Wednesday, December 1, 2010

Season's Greetings

Although I didn't follow my mother's Christian faith, I still love this time of the year. And yes, I do call it Christmas, even though I don't practice or believe in any version of the Christian religion. The reality is that even secular-minded people like me can fully appreciate the good-will-toward-men mentality that presents itself from mid-November through the beginnings of a new year. It gives us all hope that, despite our differences, our more generous and humble nature will prevail to ensure that the world will survive for one more year until we can regain this feeling again.

Today at the grocery store I bought a bag of food for some nameless needy family, and had my son help me drop it into the collection barrel as we walked out the door. When he asked why we were leaving a bag of food at the store I simply replied that we need to help those who don't have enough food. The sad thing is that so many of us (myself included) don't do this enough throughout the year.

I've been poor and I've seen the sadness on my mother's face because of it, still I become so wrapped up in my own world that I seldom remember to extend my own helping hand. I do a lot of socially conscious work as a teacher, but I get paid for that so it really shouldn't count. But today at the grocery store I picked up a pre-packaged bag of food that cost me about six dollars to help another human being. It honestly isn't enough, so I am sure I will repeat the gesture a number of times in the coming weeks, but then what?

Like so many parents I'm going to spend more than I should at Christmas time on my children and on the children of those I care deeply about, but that isn't what this season is about. Throughout the northern hemisphere cultures have used this time leading up to the winter solstice to battle the the very real, increasing darkness; and this might be key factor to what has helped us survive. Regardless of a person's religious beliefs (or lack thereof) we, as a species, has found it in our hearts to help those in need. Some do it as an ulterior motive for some personal or collective gain, and I believe them to be down right despicable. Yet, others give just because it is the correct thing to do, with no strings attached, no pop quiz before you get your meal, no jibber jabber to earn a blanket and a cot. They just give because it is the human thing to do.

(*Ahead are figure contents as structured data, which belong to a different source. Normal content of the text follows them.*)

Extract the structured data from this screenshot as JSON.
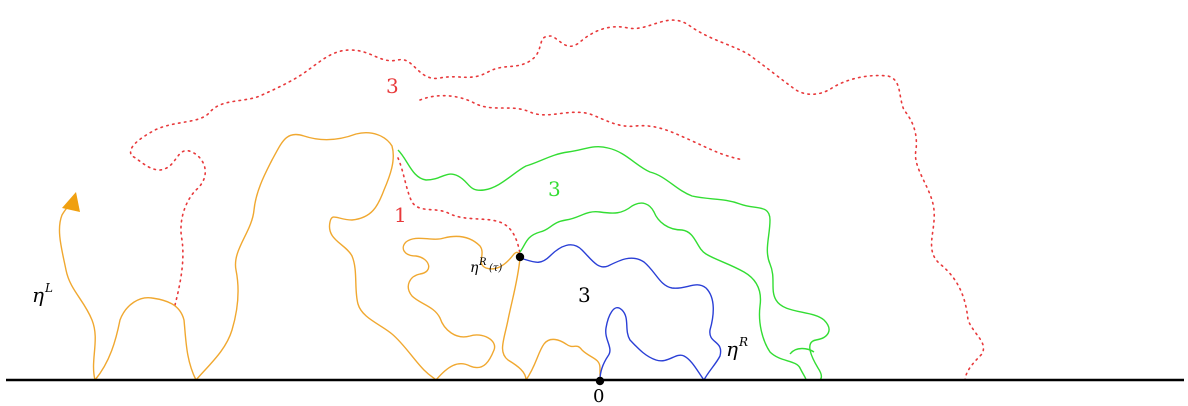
{
  "labels": {
    "red_region_top": "3",
    "red_region_mid": "1",
    "green_region": "3",
    "black_region": "3",
    "eta_L": "η",
    "eta_L_sup": "L",
    "eta_R": "η",
    "eta_R_sup": "R",
    "eta_tau": "η",
    "eta_tau_sup": "R",
    "eta_tau_arg": "(τ)",
    "origin": "0"
  },
  "colors": {
    "orange": "#f0a830",
    "red": "#e8393b",
    "green": "#33dd33",
    "blue": "#2a3fd6",
    "black": "#000000",
    "arrow": "#f0a010"
  }
}
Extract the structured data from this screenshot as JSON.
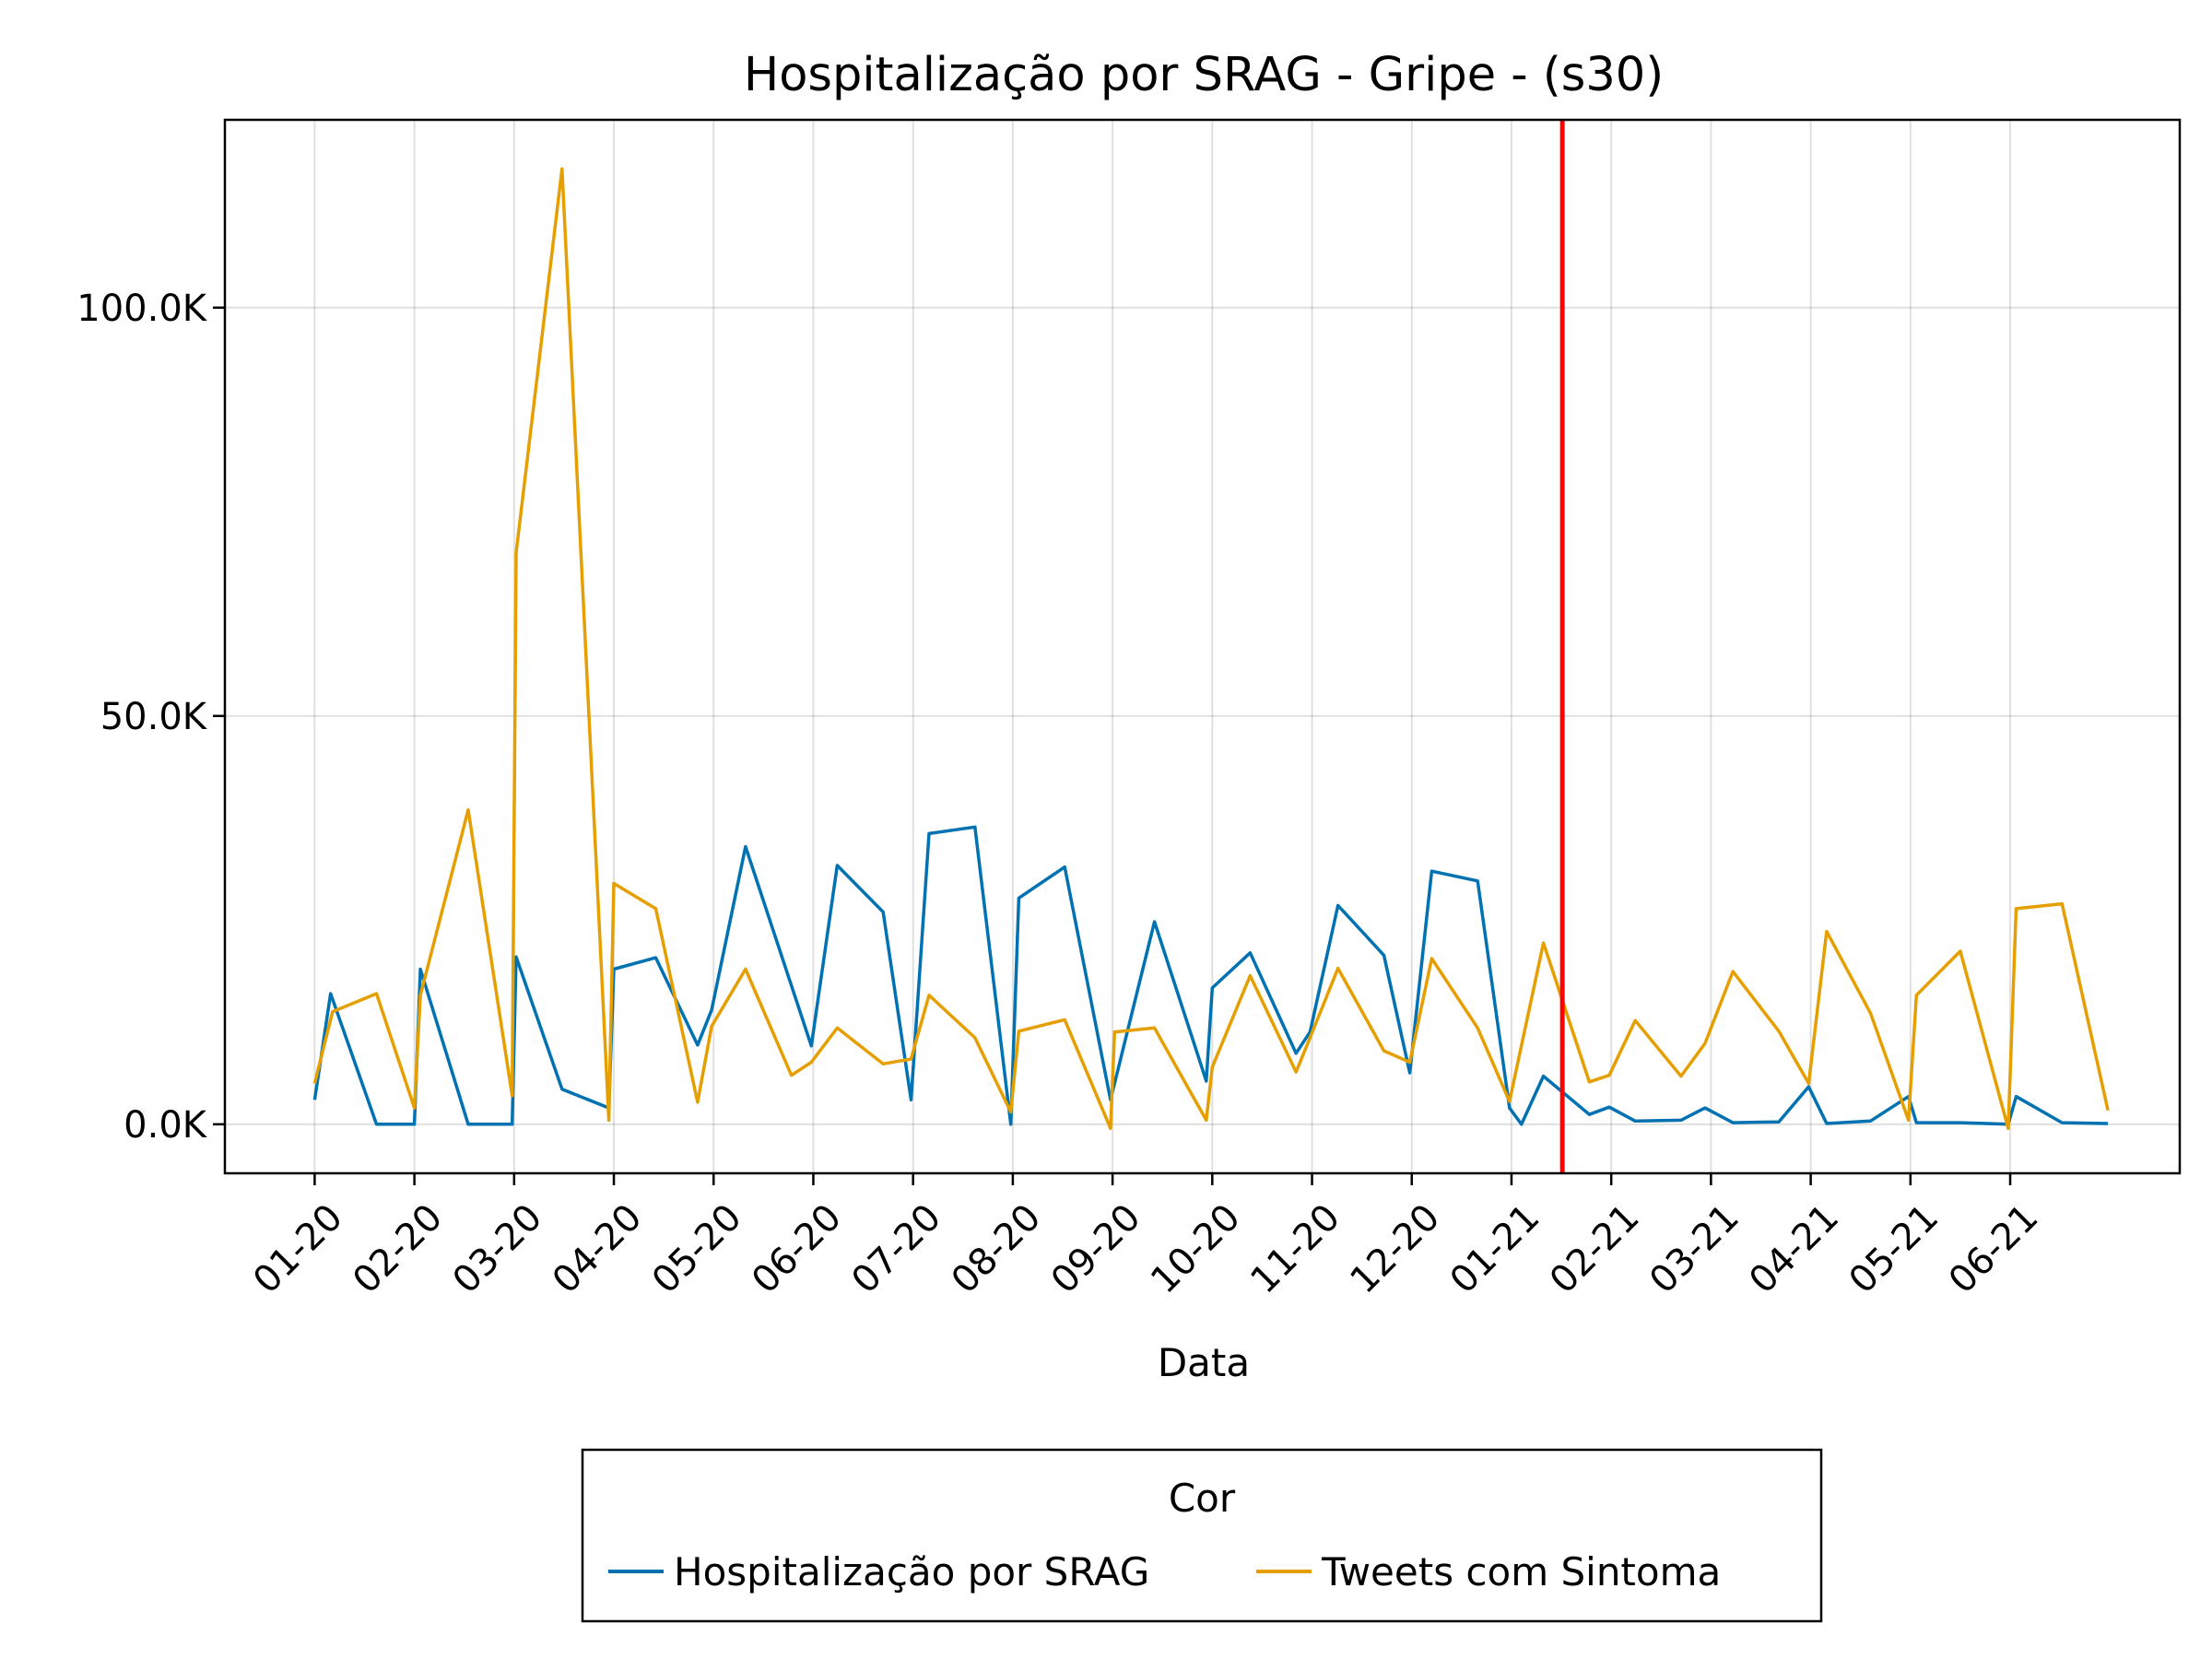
{
  "chart_data": {
    "type": "line",
    "title": "Hospitalização por SRAG - Gripe - (s30)",
    "xlabel": "Data",
    "ylabel": "",
    "ylim": [
      -6000,
      123000
    ],
    "yticks": [
      0,
      50000,
      100000
    ],
    "ytick_labels": [
      "0.0K",
      "50.0K",
      "100.0K"
    ],
    "xlim": [
      -0.9,
      18.7
    ],
    "xticks": [
      0,
      1,
      2,
      3,
      4,
      5,
      6,
      7,
      8,
      9,
      10,
      11,
      12,
      13,
      14,
      15,
      16,
      17
    ],
    "xtick_labels": [
      "01-20",
      "02-20",
      "03-20",
      "04-20",
      "05-20",
      "06-20",
      "07-20",
      "08-20",
      "09-20",
      "10-20",
      "11-20",
      "12-20",
      "01-21",
      "02-21",
      "03-21",
      "04-21",
      "05-21",
      "06-21"
    ],
    "x_unit": "months since 01-20",
    "vline": {
      "x": 12.51,
      "color": "#ff0000"
    },
    "grid": true,
    "legend": {
      "title": "Cor",
      "placement": "bottom-center"
    },
    "series": [
      {
        "name": "Hospitalização por SRAG",
        "color": "#0072b2",
        "x": [
          0,
          0.16,
          0.62,
          1.0,
          1.06,
          1.54,
          1.98,
          2.02,
          2.48,
          2.95,
          3.0,
          3.42,
          3.84,
          3.98,
          4.32,
          4.98,
          5.24,
          5.7,
          5.98,
          6.16,
          6.62,
          6.98,
          7.06,
          7.52,
          7.98,
          8.42,
          8.94,
          9.0,
          9.38,
          9.84,
          9.98,
          10.26,
          10.72,
          10.98,
          11.2,
          11.66,
          11.98,
          12.1,
          12.32,
          12.78,
          12.98,
          13.24,
          13.7,
          13.94,
          14.22,
          14.68,
          14.98,
          15.16,
          15.6,
          15.98,
          16.06,
          16.5,
          16.98,
          17.06,
          17.52,
          17.98
        ],
        "y": [
          3000,
          16000,
          0,
          0,
          19000,
          0,
          0,
          20500,
          4300,
          2000,
          19000,
          20400,
          9700,
          14000,
          34000,
          9600,
          31700,
          26000,
          3000,
          35600,
          36400,
          0,
          27700,
          31500,
          3000,
          24800,
          5300,
          16700,
          21000,
          8700,
          11300,
          26800,
          20700,
          6300,
          31000,
          29800,
          2000,
          0,
          5900,
          1200,
          2100,
          400,
          500,
          2000,
          200,
          300,
          4600,
          100,
          400,
          3400,
          200,
          200,
          0,
          3400,
          200,
          100
        ]
      },
      {
        "name": "Tweets com Sintoma",
        "color": "#e69f00",
        "x": [
          0,
          0.18,
          0.62,
          1.0,
          1.06,
          1.54,
          1.98,
          2.02,
          2.48,
          2.95,
          3.0,
          3.42,
          3.84,
          3.98,
          4.32,
          4.78,
          4.98,
          5.24,
          5.7,
          5.98,
          6.16,
          6.62,
          6.98,
          7.06,
          7.52,
          7.98,
          8.02,
          8.42,
          8.94,
          9.0,
          9.38,
          9.84,
          9.98,
          10.26,
          10.72,
          10.98,
          11.2,
          11.66,
          11.98,
          12.32,
          12.78,
          12.98,
          13.24,
          13.7,
          13.94,
          14.22,
          14.68,
          14.98,
          15.16,
          15.6,
          15.98,
          16.06,
          16.5,
          16.98,
          17.06,
          17.52,
          17.98
        ],
        "y": [
          5000,
          13800,
          16000,
          2000,
          15800,
          38500,
          3500,
          70000,
          117000,
          500,
          29500,
          26400,
          2700,
          12000,
          19000,
          6000,
          7600,
          11800,
          7400,
          8000,
          15800,
          10600,
          1500,
          11400,
          12800,
          -500,
          11300,
          11800,
          500,
          7000,
          18200,
          6400,
          10600,
          19100,
          9000,
          7600,
          20300,
          11800,
          2800,
          22200,
          5200,
          6000,
          12700,
          5900,
          9900,
          18700,
          11400,
          5000,
          23600,
          13600,
          500,
          15800,
          21200,
          -500,
          26400,
          27000,
          1700
        ]
      }
    ]
  }
}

I hope that during the next couple weeks we all can find it in our hearts and pocketbooks to buy a bag of groceries, a blanket, or a toy for someone who has less than we do. I hope that I remember to do it enough that my children learn that giving is an essential part of humanity. I hope I can sustain my efforts beyond the new year, and hope you can too. Together, we just might make the world a better place. You never know, one day when you least expect it, you just might be paid in kind for your small sacrifice, and on that day, at that moment, you will realize how fortunate you were to give and how fortunate it can be to receive.